The circular, making video and audio recordings of general body meetings mandatory, was released on March 15, 2010. As per the circular, it was to be circulated among all members.
Majority of cooperative societies unaware of circular
However, almost all cooperative societies are unaware of this circular and do not practise its guidelines. Even the society consultants, who are appointed to guide the managing committee members, do not bring attention of the office bearers towards this particular rule.
As a result, most general body meetings go unrecorded; only minutes of the meeting are maintained and circulated in the text form. This could lead to problems if two or more warring groups in a managing committee file a grievance with the government department.

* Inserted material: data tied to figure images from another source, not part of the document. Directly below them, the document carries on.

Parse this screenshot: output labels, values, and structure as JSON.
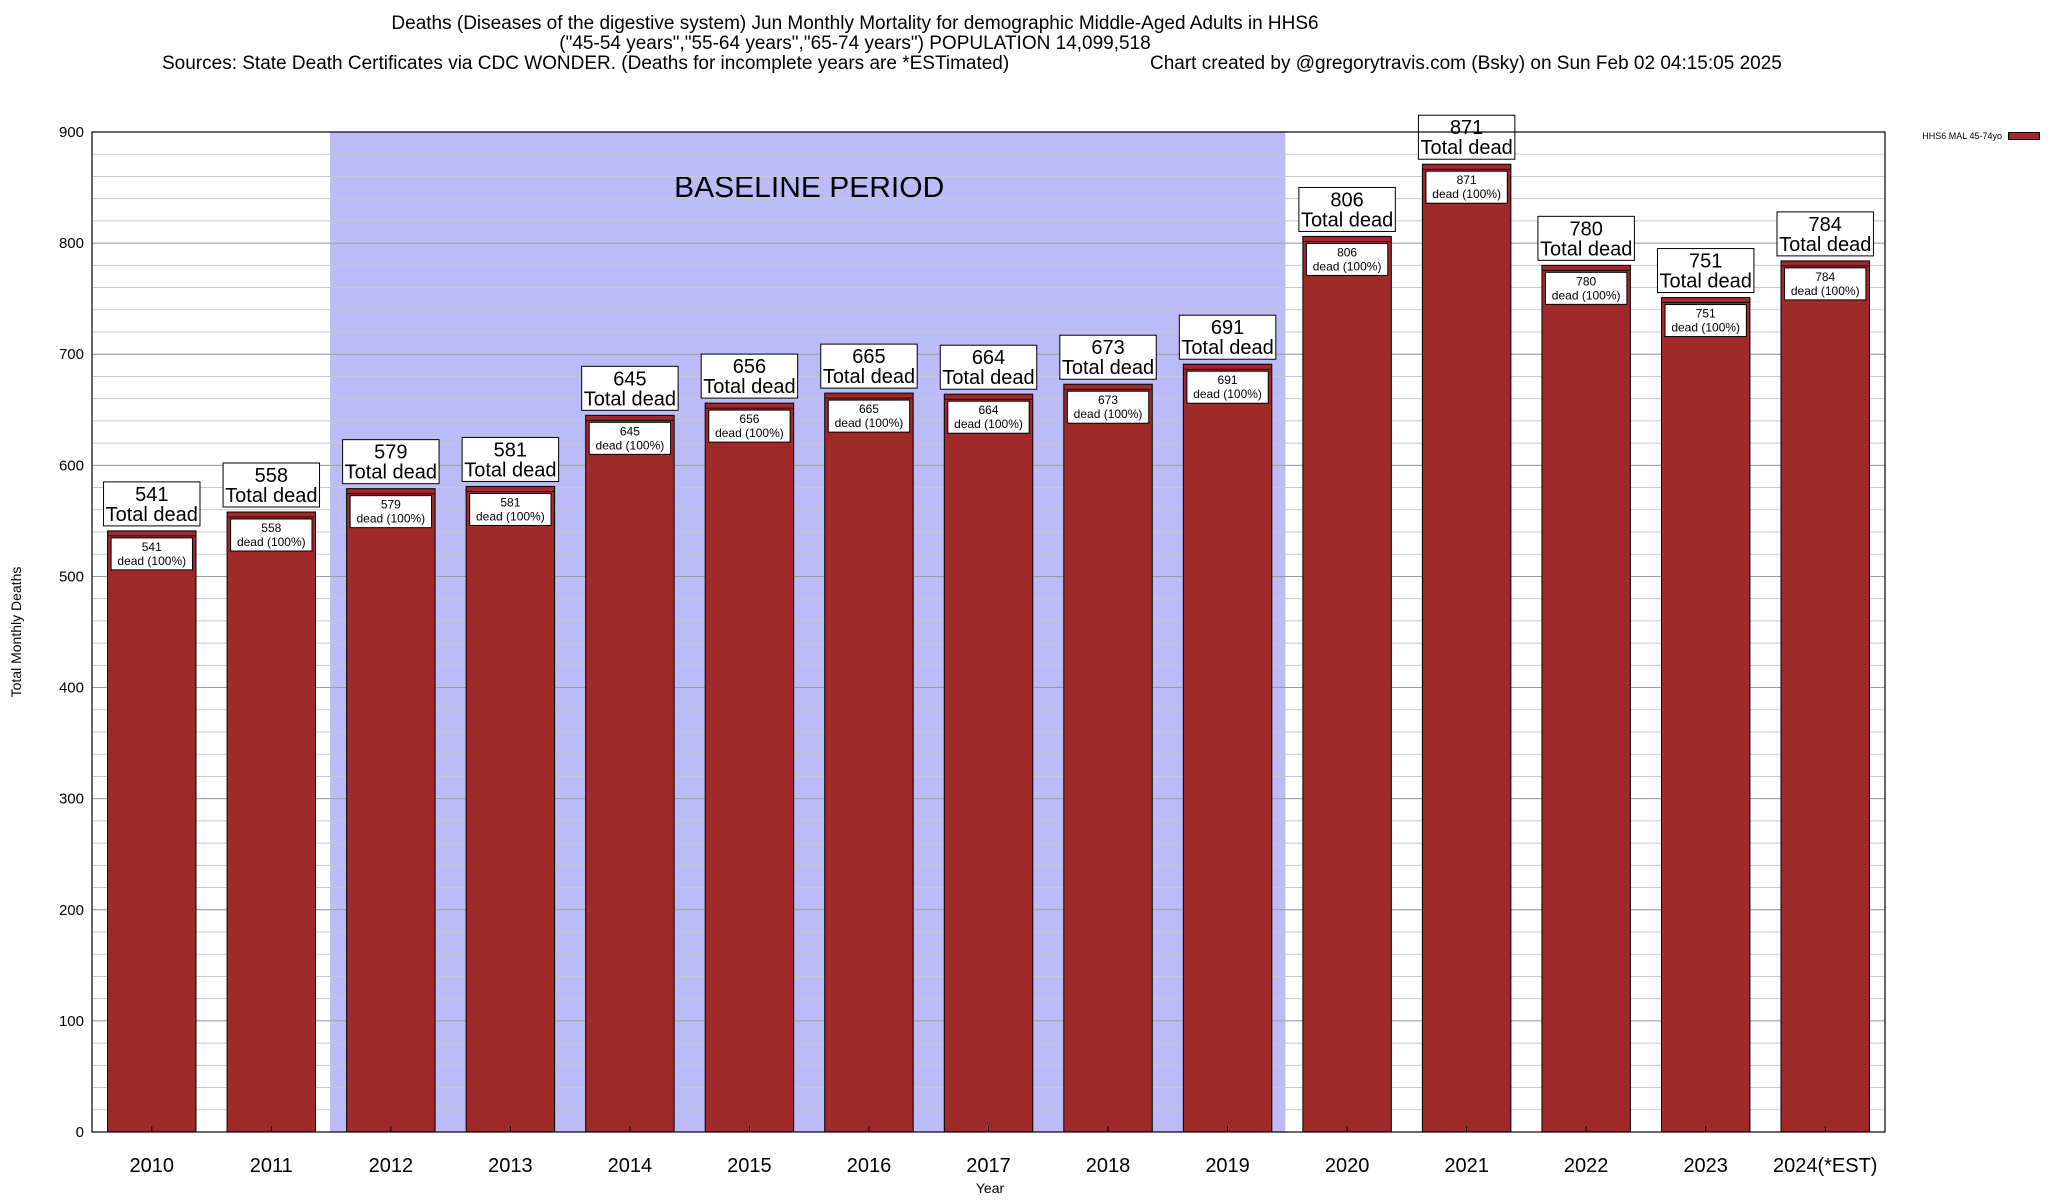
{
  "header": {
    "line1": "Deaths (Diseases of the digestive system) Jun Monthly Mortality for demographic Middle-Aged Adults in HHS6",
    "line2": "(\"45-54 years\",\"55-64 years\",\"65-74 years\") POPULATION 14,099,518",
    "sources": "Sources: State Death Certificates via CDC WONDER. (Deaths for incomplete years are *ESTimated)",
    "credit": "Chart created by @gregorytravis.com (Bsky) on Sun Feb 02 04:15:05 2025"
  },
  "legend": {
    "label": "HHS6 MAL 45-74yo",
    "color": "#a0292a"
  },
  "chart_data": {
    "type": "bar",
    "title": "Deaths (Diseases of the digestive system) Jun Monthly Mortality for demographic Middle-Aged Adults in HHS6",
    "xlabel": "Year",
    "ylabel": "Total Monthly Deaths",
    "ylim": [
      0,
      900
    ],
    "yticks": [
      0,
      100,
      200,
      300,
      400,
      500,
      600,
      700,
      800,
      900
    ],
    "minor_y_step": 20,
    "grid": true,
    "legend_position": "top-right",
    "categories": [
      "2010",
      "2011",
      "2012",
      "2013",
      "2014",
      "2015",
      "2016",
      "2017",
      "2018",
      "2019",
      "2020",
      "2021",
      "2022",
      "2023",
      "2024(*EST)"
    ],
    "series": [
      {
        "name": "HHS6 MAL 45-74yo",
        "color": "#a0292a",
        "values": [
          541,
          558,
          579,
          581,
          645,
          656,
          665,
          664,
          673,
          691,
          806,
          871,
          780,
          751,
          784
        ]
      }
    ],
    "top_label_suffix": "Total dead",
    "inner_label_suffix": "dead (100%)",
    "baseline_period": {
      "label": "BASELINE PERIOD",
      "from": "2012",
      "to": "2019",
      "color": "#bbbbf8"
    }
  }
}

S Parthasarathy, vice-president of the Maharashtra Societies Welfare Association (MahaSeWA), said, “Of late, I have come across such cases where video recording is sought. If a complaint is made to the registrar regarding obtaining minutes of a general body, the registrar is relying upon this circular and directing the committee to share the video recording with them.”
“Unless a complaint is lodged and followed up vigorously, this particular rule is taken lightly,” said Advocate Vinod Sampat, president of Cooperative Societies Residents Users & Welfare Association (CSRUWA).

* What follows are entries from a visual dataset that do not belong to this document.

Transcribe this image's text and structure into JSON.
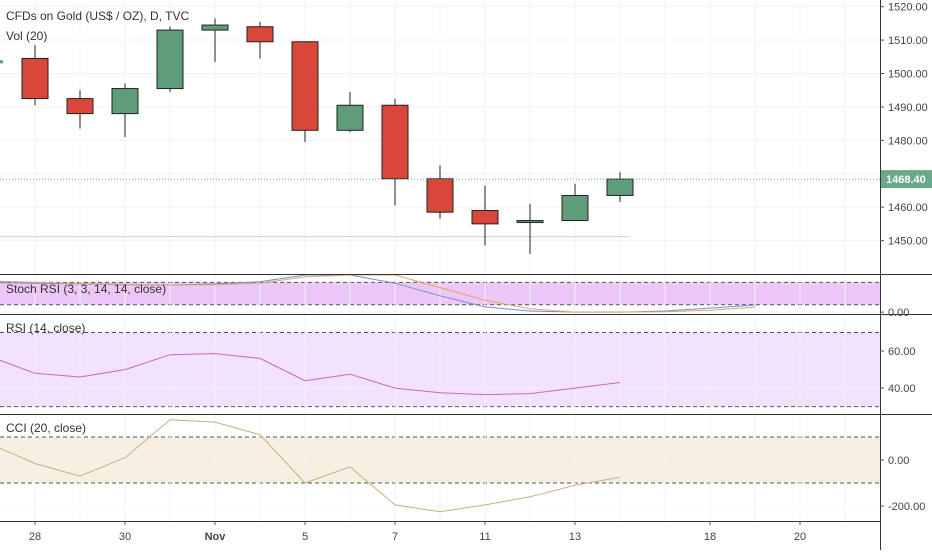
{
  "header": {
    "symbol_title": "CFDs on Gold (US$ / OZ), D, TVC",
    "volume_label": "Vol (20)"
  },
  "colors": {
    "up": "#5f9c7a",
    "down": "#d9473a",
    "last_price": "#6aaa8a",
    "stoch_fill": "#e6b4f5",
    "rsi_fill": "#f0dcff",
    "cci_fill": "#f5ecdd",
    "rsi_line": "#c46bb8",
    "cci_line": "#c8b083"
  },
  "chart_data": [
    {
      "type": "candlestick",
      "title": "CFDs on Gold (US$ / OZ), D, TVC",
      "x_tick_labels": [
        "28",
        "30",
        "Nov",
        "5",
        "7",
        "11",
        "13",
        "18",
        "20"
      ],
      "y_ticks": [
        1450.0,
        1460.0,
        1470.0,
        1480.0,
        1490.0,
        1500.0,
        1510.0,
        1520.0
      ],
      "y_tick_labels": [
        "1450.00",
        "1460.00",
        "1470.00",
        "1480.00",
        "1490.00",
        "1500.00",
        "1510.00",
        "1520.00"
      ],
      "ylim": [
        1440.0,
        1522.0
      ],
      "last_price": 1468.4,
      "last_price_label": "1468.40",
      "candles": [
        {
          "date": "Oct 28",
          "open": 1504.5,
          "high": 1508.5,
          "low": 1490.5,
          "close": 1492.5
        },
        {
          "date": "Oct 29",
          "open": 1492.5,
          "high": 1495.0,
          "low": 1483.5,
          "close": 1488.0
        },
        {
          "date": "Oct 30",
          "open": 1488.0,
          "high": 1497.0,
          "low": 1481.0,
          "close": 1495.5
        },
        {
          "date": "Oct 31",
          "open": 1495.5,
          "high": 1514.0,
          "low": 1494.5,
          "close": 1513.0
        },
        {
          "date": "Nov 1",
          "open": 1513.0,
          "high": 1516.5,
          "low": 1503.5,
          "close": 1514.5
        },
        {
          "date": "Nov 4",
          "open": 1514.0,
          "high": 1515.5,
          "low": 1504.5,
          "close": 1509.5
        },
        {
          "date": "Nov 5",
          "open": 1509.5,
          "high": 1509.5,
          "low": 1479.5,
          "close": 1483.0
        },
        {
          "date": "Nov 6",
          "open": 1483.0,
          "high": 1494.5,
          "low": 1482.5,
          "close": 1490.5
        },
        {
          "date": "Nov 7",
          "open": 1490.5,
          "high": 1492.5,
          "low": 1460.5,
          "close": 1468.5
        },
        {
          "date": "Nov 8",
          "open": 1468.5,
          "high": 1472.5,
          "low": 1456.5,
          "close": 1458.5
        },
        {
          "date": "Nov 11",
          "open": 1459.0,
          "high": 1466.5,
          "low": 1448.5,
          "close": 1455.0
        },
        {
          "date": "Nov 12",
          "open": 1455.5,
          "high": 1461.0,
          "low": 1446.0,
          "close": 1456.0
        },
        {
          "date": "Nov 13",
          "open": 1456.0,
          "high": 1467.0,
          "low": 1456.0,
          "close": 1463.5
        },
        {
          "date": "Nov 14",
          "open": 1463.5,
          "high": 1470.5,
          "low": 1461.5,
          "close": 1468.4
        }
      ]
    },
    {
      "type": "line",
      "title": "Stoch RSI (3, 3, 14, 14, close)",
      "y_ticks": [
        0.0
      ],
      "y_tick_labels": [
        "0.00"
      ],
      "ylim": [
        -5,
        100
      ],
      "bands": [
        20,
        80
      ],
      "series": [
        {
          "values": [
            80,
            78,
            76,
            74,
            73,
            76,
            82,
            100,
            100,
            78,
            44,
            14,
            3,
            0,
            0,
            3,
            11,
            19
          ]
        },
        {
          "values": [
            84,
            80,
            77,
            75,
            73,
            74,
            78,
            95,
            100,
            100,
            66,
            32,
            9,
            0,
            0,
            1,
            5,
            13
          ]
        }
      ]
    },
    {
      "type": "line",
      "title": "RSI (14, close)",
      "y_ticks": [
        40.0,
        60.0
      ],
      "y_tick_labels": [
        "40.00",
        "60.00"
      ],
      "ylim": [
        26,
        80
      ],
      "bands": [
        30,
        70
      ],
      "series": [
        {
          "values": [
            57,
            48,
            46,
            50,
            58,
            58.6,
            56,
            44,
            47.5,
            40,
            37.5,
            36.5,
            37,
            40,
            43
          ]
        }
      ]
    },
    {
      "type": "line",
      "title": "CCI (20, close)",
      "y_ticks": [
        -200.0,
        0.0
      ],
      "y_tick_labels": [
        "-200.00",
        "0.00"
      ],
      "ylim": [
        -265,
        200
      ],
      "bands": [
        -100,
        100
      ],
      "series": [
        {
          "values": [
            70,
            -15,
            -70,
            10,
            175,
            165,
            110,
            -100,
            -30,
            -195,
            -225,
            -195,
            -160,
            -110,
            -75
          ]
        }
      ]
    }
  ]
}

Recording meetings can reduce number of disputes
Parthasarathy explained that the registrar has also directed the society to start video recording in cases where the practise is not followed, and then provide the recording to members desirous of obtaining the same.
Several complaints arise when a member challenges minutes of the meeting missing out certain details, manipulation of details and incorrect usage of words having misleading interpretations. There are instances wherein the minutes are approved in the subsequent general body meeting, yet there are persons who want to challenge the minutes and move the registrar. This is when video recordings come handy as some vital points may be omitted from the circulated minutes.
According to experts, if the managing committee members video shoot their meetings, the number of disputes arising at a later stage will also reduce as anyone would be able to refer to the video and resolve the differences at the society level itself. The registrar may also penalise the society up to Rs5,000 for not abiding by the laid down rules of recording the meetings.